38 4. Die Einholung einer Vorabentscheidung des Europäischen Gerichtshofs ist zur Entscheidung über die Revision des Klägers erforderlich. Auf sie kann nicht deshalb verzichtet werden, weil die Revision des Klägers schon aus einem anderen Grunde Erfolg haben müsste.
39 a) Der Kläger meint, dass die Bezeichnungen „Consulat des Weins - (Grande) Réserve“ schon deshalb nicht unzulässig sein könnten, weil sie vom Europäischen Markenamt als geschützte Marken eingetragen wurden. Dem ist das Berufungsgericht zu Recht nicht gefolgt. Gemäß Art. 24 Abs. 3 der Verordnung (EG) Nr. 753/2002 dürfen Marken, die die in Anhang III aufgeführten traditionellen Begriffe enthalten, zur Bezeichnung eines Weins in der Etikettierung nur verwendet werden, wenn der Wein diesen traditionellen Begriff führen darf. Der Markenschutz verleiht also kein über Art. 24 Abs. 2 der Verordnung hinausreichendes Bezeichnungsrecht. Dahingehende Zweifel, die nach dem vorherigen Recht bestanden (vgl. BGH, Urteil vom 20. Oktober 1999 - I ZR 86/97, Lorch Premium - GRUR 2000, 727 = ZLR 2000, 591; EuGH, Urteil vom 24. Oktober 2002 - Rs. C-81/01, Borie Manoux - Slg. I-9259, 9281), sind damit ausgeräumt worden. Anderes gilt gemäß Art. 24 Abs. 3 UAbs. 2 der Verordnung nur für Marken, die vor ihrer Veröffentlichung rechtmäßig in gutem Glauben in der Gemeinschaft eingetragen wurden und die seit der Eintragung tatsächlich rechtmäßig in gutem Glauben verwendet wurden. Nach den Feststellungen des Berufungsgerichts liegen diese Voraussetzungen nicht vor.

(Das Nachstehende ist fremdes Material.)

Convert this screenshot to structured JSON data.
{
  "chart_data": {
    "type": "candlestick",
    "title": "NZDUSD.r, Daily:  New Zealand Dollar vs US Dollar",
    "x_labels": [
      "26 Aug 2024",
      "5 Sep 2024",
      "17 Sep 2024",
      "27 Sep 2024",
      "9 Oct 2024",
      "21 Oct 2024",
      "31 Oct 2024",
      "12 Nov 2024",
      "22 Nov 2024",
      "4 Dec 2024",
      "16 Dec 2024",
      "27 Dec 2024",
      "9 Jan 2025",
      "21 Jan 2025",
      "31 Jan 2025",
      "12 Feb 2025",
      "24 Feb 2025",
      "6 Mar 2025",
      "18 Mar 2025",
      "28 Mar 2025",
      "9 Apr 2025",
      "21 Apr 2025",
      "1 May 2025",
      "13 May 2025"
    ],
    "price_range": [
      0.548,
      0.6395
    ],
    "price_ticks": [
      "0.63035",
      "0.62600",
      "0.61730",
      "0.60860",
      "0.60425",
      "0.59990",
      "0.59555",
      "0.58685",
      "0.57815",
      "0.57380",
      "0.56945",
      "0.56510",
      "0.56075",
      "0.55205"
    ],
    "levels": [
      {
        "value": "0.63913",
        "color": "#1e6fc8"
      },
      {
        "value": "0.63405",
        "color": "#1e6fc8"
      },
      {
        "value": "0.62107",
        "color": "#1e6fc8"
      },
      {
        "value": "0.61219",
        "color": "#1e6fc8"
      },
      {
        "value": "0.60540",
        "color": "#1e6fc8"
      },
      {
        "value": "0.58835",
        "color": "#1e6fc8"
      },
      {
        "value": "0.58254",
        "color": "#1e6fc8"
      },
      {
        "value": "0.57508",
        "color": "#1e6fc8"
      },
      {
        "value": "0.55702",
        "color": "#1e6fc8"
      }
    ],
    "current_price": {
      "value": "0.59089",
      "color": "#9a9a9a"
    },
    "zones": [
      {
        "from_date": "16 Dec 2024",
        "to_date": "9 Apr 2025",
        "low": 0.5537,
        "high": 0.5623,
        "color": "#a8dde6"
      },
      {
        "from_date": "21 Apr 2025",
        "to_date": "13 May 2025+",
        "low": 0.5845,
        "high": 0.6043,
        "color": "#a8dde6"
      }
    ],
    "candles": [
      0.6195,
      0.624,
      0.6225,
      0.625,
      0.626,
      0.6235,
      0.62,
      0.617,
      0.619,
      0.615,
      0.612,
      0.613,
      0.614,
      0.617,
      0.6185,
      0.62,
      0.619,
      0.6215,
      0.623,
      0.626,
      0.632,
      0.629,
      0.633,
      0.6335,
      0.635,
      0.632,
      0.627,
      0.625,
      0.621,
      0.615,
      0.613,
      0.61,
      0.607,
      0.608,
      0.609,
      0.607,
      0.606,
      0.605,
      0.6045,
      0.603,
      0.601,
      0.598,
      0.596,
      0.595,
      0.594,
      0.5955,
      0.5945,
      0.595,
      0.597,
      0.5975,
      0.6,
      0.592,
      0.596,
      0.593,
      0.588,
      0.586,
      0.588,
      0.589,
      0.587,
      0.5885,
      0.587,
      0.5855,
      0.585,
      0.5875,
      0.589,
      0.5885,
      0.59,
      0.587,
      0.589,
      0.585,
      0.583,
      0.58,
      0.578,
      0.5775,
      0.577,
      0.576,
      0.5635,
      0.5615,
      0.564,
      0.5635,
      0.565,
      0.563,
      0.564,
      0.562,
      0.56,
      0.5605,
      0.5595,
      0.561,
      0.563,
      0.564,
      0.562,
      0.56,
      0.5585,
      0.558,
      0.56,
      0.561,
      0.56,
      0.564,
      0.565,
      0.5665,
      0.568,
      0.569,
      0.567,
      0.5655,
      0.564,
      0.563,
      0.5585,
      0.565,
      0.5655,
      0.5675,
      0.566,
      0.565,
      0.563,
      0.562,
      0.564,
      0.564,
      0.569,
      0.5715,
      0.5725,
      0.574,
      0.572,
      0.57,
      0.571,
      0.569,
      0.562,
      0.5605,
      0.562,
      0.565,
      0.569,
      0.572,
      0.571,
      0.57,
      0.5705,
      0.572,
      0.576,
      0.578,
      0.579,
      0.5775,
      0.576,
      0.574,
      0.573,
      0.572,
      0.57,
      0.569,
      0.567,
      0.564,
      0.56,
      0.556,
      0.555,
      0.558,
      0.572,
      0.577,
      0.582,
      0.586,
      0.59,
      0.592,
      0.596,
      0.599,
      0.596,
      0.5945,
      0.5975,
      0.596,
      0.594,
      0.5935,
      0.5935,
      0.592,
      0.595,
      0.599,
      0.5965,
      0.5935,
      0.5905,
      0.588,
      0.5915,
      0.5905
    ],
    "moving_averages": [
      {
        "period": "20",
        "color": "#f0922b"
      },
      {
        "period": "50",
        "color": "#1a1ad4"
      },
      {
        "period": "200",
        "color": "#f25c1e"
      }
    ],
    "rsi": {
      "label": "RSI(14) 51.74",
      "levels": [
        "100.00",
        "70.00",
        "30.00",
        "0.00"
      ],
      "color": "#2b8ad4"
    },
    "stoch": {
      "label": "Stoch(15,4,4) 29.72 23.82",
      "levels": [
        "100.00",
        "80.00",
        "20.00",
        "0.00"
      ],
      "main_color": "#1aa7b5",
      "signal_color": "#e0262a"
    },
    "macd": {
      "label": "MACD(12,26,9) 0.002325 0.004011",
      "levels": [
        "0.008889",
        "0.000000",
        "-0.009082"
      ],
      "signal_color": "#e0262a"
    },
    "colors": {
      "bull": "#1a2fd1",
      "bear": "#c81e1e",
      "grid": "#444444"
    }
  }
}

Hiergegen bringt die Revision durchgreifende Verfahrensrügen nicht vor.
40 b) Aus prozessrechtlichen Gründen ist es dem Senat nicht möglich, über die Revision des Klägers auf der Grundlage des anderen von der Behörde angeführten Untersagungsgrundes zu entscheiden.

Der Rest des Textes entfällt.